This fall various groups, including the National Institutes of Health and the federal Centers for Disease Control, are rallying behind the radical ideas that people with Down syndrome are valuable and deserve to live. Radical? Apparently. Thanks to new genetic testing capabilities, prospective parents are aborting those unborn children merely suspected of having three copies of the 21st chromosome instead of the usual two at a staggering rate of 90 percent.
Washington Post columnist Patricia Bauer thinks that’s a tragedy:
We cherish our friends and family members and think their unexpected extra chromosome is not the most important thing about them. And we worry that the relentlessness of genetic testing is amplifying stigma and bias against the 350,000 flesh-and-blood Americans who have the condition, as well as people who have other conditions that are now or soon will be prenatally discoverable.
In recent conversations with obstetricians and gynecologists, I’ve found that we family members aren’t the only ones with these fears. Physicians say they’re disturbed by mounting demands from prospective parents for nothing less than the “perfect” child, and by lawyers who troll for lawsuits against doctors who have the misfortune to deliver nonstandard babies.

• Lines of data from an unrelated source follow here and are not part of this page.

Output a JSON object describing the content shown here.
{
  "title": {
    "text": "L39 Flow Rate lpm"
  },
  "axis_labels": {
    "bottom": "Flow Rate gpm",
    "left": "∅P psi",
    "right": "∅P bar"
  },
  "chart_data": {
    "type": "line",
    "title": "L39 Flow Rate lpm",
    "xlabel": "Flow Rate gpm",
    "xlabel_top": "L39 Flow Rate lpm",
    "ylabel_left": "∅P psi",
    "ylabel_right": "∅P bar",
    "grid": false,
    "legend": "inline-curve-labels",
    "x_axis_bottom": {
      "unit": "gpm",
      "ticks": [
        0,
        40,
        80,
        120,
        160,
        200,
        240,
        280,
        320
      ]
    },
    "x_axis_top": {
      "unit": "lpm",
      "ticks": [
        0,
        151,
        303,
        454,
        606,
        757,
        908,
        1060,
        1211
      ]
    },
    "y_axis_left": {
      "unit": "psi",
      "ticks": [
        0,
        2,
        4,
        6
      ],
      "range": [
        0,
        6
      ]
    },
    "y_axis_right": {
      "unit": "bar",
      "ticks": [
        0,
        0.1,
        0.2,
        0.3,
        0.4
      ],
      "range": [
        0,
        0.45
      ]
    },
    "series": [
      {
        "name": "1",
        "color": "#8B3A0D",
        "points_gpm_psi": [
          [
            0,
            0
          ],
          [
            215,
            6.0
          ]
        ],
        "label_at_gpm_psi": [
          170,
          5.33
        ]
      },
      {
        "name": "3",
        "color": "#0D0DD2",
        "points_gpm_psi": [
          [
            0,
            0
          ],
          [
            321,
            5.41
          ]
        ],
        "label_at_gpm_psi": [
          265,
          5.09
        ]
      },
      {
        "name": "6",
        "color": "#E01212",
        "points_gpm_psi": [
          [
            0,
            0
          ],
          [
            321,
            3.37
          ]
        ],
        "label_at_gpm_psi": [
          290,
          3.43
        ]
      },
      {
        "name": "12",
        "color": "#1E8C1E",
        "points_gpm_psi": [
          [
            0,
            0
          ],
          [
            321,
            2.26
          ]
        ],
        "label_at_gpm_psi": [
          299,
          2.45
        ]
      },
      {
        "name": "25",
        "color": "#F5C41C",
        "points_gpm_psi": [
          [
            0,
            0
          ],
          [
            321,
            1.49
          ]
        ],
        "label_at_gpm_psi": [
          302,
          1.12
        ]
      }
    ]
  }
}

Not long ago, a Florida jury awarded a couple more than $21 million when their doctor failed to detect an obscure genetic condition prenatally.
Doctors are left to practice defensive medicine, ordering expensive tests and drowning patients in mind-numbing data, while parents labor under the misapprehension that they have a duty to terminate if the tests so dictate.
Bauer, who has an adult daughter with Down syndrome, has an information-packed website on disability-related issues. May such voices multiply in a society that increasingly looks at the less-than-physically perfect as not worthy of life.